Health and Human Services Secretary Marylou Sudders, who leads the COVID-19 Command Center, held a call with lawmakers Thursday afternoon organized by Sen. Jo Comerford and Rep. Denise Garlick, during which legislators were able to air their concerns with the administration.

Sudders holds similar calls twice a month for members of the Legislature to ask questions of the administration’s COVID-19 response and vaccine plan, but this week’s call came at a “shockingly timely” moment, Comerford said.

“What’s clear to me and has always been clear is that Secretary Sudders is deeply committed and has gone a superhuman distance to meet this pandemic,” Comerford said. “I heard a great deal of acknowledgment of this on the call about the secretary’s tireless work, but that was followed by many concerns that we have heard repeatedly, like abrupt decision making, a lack of an understood plan and then of course we were faced with the website delays and the crash and 2-1-1 delays.”

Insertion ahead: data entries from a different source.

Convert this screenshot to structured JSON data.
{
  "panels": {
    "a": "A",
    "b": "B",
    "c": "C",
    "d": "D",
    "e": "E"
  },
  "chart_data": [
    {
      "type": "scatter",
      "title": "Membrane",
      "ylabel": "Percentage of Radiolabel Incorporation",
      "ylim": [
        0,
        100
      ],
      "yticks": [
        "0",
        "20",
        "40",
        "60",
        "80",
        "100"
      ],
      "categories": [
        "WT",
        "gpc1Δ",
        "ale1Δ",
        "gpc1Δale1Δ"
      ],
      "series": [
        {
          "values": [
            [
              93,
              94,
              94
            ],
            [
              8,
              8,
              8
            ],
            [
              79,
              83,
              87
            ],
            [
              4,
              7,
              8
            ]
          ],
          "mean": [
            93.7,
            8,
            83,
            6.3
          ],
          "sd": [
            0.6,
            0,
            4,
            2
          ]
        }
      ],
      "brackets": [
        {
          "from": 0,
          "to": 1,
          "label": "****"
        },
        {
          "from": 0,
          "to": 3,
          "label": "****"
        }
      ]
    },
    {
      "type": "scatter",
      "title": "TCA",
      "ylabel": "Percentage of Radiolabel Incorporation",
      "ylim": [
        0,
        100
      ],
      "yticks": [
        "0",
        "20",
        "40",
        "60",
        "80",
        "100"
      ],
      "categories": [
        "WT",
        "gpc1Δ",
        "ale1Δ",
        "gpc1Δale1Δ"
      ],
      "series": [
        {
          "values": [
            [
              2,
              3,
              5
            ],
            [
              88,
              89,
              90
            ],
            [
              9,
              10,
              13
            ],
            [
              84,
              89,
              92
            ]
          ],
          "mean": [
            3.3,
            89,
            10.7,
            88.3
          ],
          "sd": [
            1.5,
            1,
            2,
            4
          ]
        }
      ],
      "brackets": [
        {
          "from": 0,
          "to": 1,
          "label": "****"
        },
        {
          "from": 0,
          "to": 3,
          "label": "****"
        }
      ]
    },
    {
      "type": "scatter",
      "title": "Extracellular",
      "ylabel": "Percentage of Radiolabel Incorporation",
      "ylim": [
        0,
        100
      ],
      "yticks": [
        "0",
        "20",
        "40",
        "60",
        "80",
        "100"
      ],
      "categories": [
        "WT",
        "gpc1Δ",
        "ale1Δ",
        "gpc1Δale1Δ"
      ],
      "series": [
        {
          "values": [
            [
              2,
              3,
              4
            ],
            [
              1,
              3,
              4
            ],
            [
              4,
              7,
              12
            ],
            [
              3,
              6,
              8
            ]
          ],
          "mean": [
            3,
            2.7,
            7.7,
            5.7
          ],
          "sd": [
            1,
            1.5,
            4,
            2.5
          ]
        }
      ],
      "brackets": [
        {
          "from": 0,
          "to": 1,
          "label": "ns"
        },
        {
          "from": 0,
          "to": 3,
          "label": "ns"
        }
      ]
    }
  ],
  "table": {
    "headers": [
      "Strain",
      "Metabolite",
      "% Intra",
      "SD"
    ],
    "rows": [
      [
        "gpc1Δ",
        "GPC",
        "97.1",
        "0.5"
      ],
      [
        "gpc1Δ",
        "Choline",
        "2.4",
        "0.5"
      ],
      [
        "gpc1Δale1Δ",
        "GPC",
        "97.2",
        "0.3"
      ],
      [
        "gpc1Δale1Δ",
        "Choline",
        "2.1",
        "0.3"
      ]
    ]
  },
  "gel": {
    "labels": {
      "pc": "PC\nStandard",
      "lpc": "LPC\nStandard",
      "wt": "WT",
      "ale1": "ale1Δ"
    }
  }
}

Comerford said legislators were told that the vaccine appointment website was back up and functional as of early afternoon, but she said she had not tested it personally.

“We were told this was really a matter of the system being overloaded and while that’s understandable, it also could have been expected and perhaps prevented,” Comerford said.

Comerford, who next week will help lead an oversight hearing of the administration’s vaccine rollout as co-chair of the new COVID-19 and Emergency Preparedness Committee, said she was glad to hear that the governor had brought up the possibility of pre-registration for future phases, but said, “It’s going to necessitate a real considered, hopefully transparent plan for where these future sign-ups will be held.”

Mariano, the top House Democrat, was among those who tried to book a vaccination appointment Thursday morning.

“As one of the 1 million residents that became eligible to book my COVID-19 vaccines appointments today, I was disappointed to experience difficulties with the VaxFinder website. We all have the responsibility to get our shots as soon as we can,” he said. “I look forward to a productive oversight hearing next week, where we’ll address problems that delay the fair and accessible distribution of vaccines.”

[Matt Murphy contributed to this report.]